Hoi iedereen,
Ik moet aantonen dat als:
$\alpha$+$\beta$+$\gamma$=$\pi$ $\Rightarrow$
tan$\alpha$+tan$\beta$+tan$\gamma$=tan$\alpha$tan$\beta$tan$\gamma$.
Ik heb al vanalles geprobeerd. bv:
sin$\alpha$/cos$\alpha$+sin$\beta$/cos$\beta$
=(sin$\alpha$cos$\beta$+sin$\beta$cos$\alpha$)/(cos$\alpha$cos$\beta$)
=sin($\alpha$+$\beta$)/(cos$\alpha$cos$\beta$)

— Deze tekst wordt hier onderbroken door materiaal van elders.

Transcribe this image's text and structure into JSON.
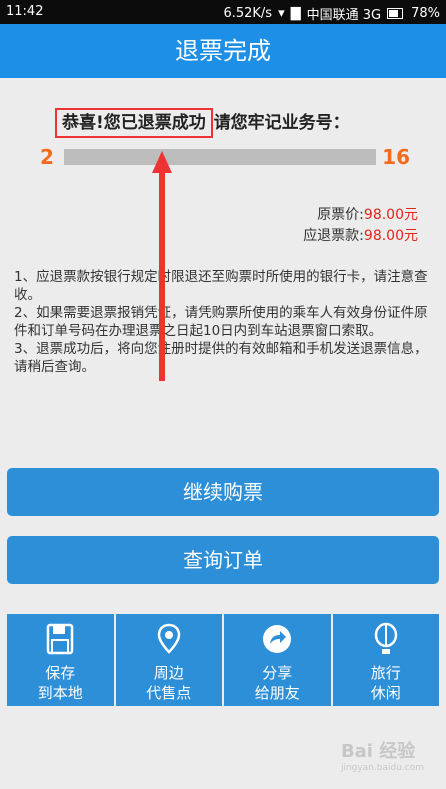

=sin($\pi$-$\gamma$)/(cos$\alpha$cos$\beta$)
=sin$\gamma$/(cos$\alpha$cos$\beta$)
Maar dan zit je nog met die laatste term sin$\gamma$/cos$\gamma$ die je erbij op moet tellen en daar loopt het vast?
Kan iemand een hintje geven?
Kevin Hendrickx
9-1-2008
Hallo
Je weet dat tan$\gamma$ = - tan($\alpha$+$\beta$)
Het linkerlid wordt:
sin$\alpha$/cos$\alpha$ + sin$\beta$/cos$\beta$ - sin($\alpha$+$\beta$)/cos($\alpha$+$\beta$)
Als je deze 3 breuken op gelijke noemer zet, wordt de teller :
(sin$\alpha$.cos$\beta$ + sin$\beta$.cos$\alpha$).cos($\alpha$+$\beta$) - sin($\alpha$+$\beta$).cos$\alpha$.cos$\beta$ =
sin($\alpha$+$\beta$).cos($\alpha$+$\beta$) - sin($\alpha$+$\beta$).cos$\alpha$.cos$\beta$ =
sin($\alpha$+$\beta$).(cos($\alpha$+$\beta$) - cos$\alpha$.cos$\beta$) =
-sin($\alpha$+$\beta$).sin$\alpha$.sin$\beta$
Hierin herken je zonder twijfel ook de teller van het rechterlid.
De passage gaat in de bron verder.